Юноша выхаживал обезумевшую от горя мать. Он следил за ней, как за ребенком, насильно кормил и поил ее, когда, безучастная, потухшая, в каком-то странном оцепенении, она сидела на стуле, не откликаясь ни на какие призывы.
Маленькую, сухонькую, жалкую мать закутывал он в одеяла, выносил во двор, «на солнышко», и уносил назад, такую же тихую, покорную, бессловесную. У матери не было ни сил, ни желания жить, но Вадим терпеливо, настойчиво возвращал ее к жизни.
Вот тут-то и проверил на деле Вадим своего друга Сережку. В училище после ареста его братьев некоторые ребята стали держаться подальше от Вадима. Сережка Лебедев удвоил-утроил внимание к опальному другу; он следовал за ним по пятам; он помогал ему посильно, когда учителя, усердствуя перед начальством, требовали от Вадима каких-то особых успехов в учебе. Ровный, спокойный Сережа Лебедев взял на себя роль добровольной сиделки около равнодушной ко всему на свете Марьи Ивановны. Он умел молчать часами, но, оказывается, он мог и говорить часами, лишь бы хоть на момент вызвать тень заинтересованности чем-либо у Марьи Ивановны. Он вытащил в дом Яницыных и свою всегда крайне занятую мать. Наталья Владимировна подсказывала сыну, что делать, чтобы сбить, сломать пассивность больной.
Однажды Вадим сидел в своей комнате и безудержно плакал, положив на стол голову: мать угасала.

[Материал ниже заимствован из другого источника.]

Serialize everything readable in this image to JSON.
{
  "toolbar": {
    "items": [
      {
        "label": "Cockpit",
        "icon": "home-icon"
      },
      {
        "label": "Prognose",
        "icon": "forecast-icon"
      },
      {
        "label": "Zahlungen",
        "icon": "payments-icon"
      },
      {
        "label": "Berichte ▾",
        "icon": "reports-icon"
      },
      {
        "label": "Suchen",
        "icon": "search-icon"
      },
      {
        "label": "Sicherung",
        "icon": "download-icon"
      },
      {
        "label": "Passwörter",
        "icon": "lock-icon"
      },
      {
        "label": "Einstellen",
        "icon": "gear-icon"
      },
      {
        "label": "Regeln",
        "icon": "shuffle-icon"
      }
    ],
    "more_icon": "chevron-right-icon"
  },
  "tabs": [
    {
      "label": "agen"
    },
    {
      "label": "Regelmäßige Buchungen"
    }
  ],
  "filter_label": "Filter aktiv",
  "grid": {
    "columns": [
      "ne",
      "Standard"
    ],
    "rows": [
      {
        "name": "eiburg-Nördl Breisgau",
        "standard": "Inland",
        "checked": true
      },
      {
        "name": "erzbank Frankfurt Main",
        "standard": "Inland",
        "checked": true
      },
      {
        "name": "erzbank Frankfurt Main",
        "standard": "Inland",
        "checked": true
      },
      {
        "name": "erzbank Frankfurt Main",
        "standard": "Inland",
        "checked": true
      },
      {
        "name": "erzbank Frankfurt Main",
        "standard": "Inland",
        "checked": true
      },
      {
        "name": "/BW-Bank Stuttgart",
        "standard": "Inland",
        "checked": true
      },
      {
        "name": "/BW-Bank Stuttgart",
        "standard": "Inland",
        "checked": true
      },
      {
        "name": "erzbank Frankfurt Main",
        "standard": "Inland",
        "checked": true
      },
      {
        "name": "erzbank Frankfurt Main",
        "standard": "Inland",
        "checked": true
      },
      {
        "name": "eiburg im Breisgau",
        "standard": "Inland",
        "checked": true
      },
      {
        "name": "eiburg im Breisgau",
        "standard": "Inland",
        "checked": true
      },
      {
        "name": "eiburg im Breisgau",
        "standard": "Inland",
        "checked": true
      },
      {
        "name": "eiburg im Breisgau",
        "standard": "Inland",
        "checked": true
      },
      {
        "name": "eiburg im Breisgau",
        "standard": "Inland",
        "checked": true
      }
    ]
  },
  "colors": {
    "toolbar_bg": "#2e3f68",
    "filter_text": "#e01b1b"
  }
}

— Сынок! — услышал он слабый голос матери. — Вадимка!
Он вскочил. Мать стояла на пороге и шаталась, как былинка.
Сын подхватил ее, слабую, еле живую, и потом, обнявшись, они долго сидели на кушетке, радуясь, что возвращаются к жизни.
В училище Вадим был молчалив, сосредоточен, накален, и, поглядывая на него, Сережка Лебедев догадывался, что живет он одной мечтой — отомстить убийцам братьев.
Кипучее сердце Вадима не хотело терять ни секунды. Действовать! Действовать! Но как? И Вадима осенило: он пошел к матери Сергея и сказал ей прямо:
— Наталья Владимировна! Я могу наделать глупостей: готов броситься на первого попавшегося мне жандарма, бить и кусать его. Помогите советом, научите: что мне делать? Я не хочу погибнуть зря, не истратив всех сил, а их во мне много!
Наталья Владимировна строго смотрела на Вадима.
— А почему ты пришел ко мне?
— Я был слепцом, я жил только ребяческой бездумной жизнью… но я часто прислушивался к разговорам братьев, и… у вас в доме… и я знал, вернее, догадывался… а сейчас будто пелена с меня слетела, и я бросился к вам. Мне больше некуда идти, не бойтесь меня, я уже не мальчик!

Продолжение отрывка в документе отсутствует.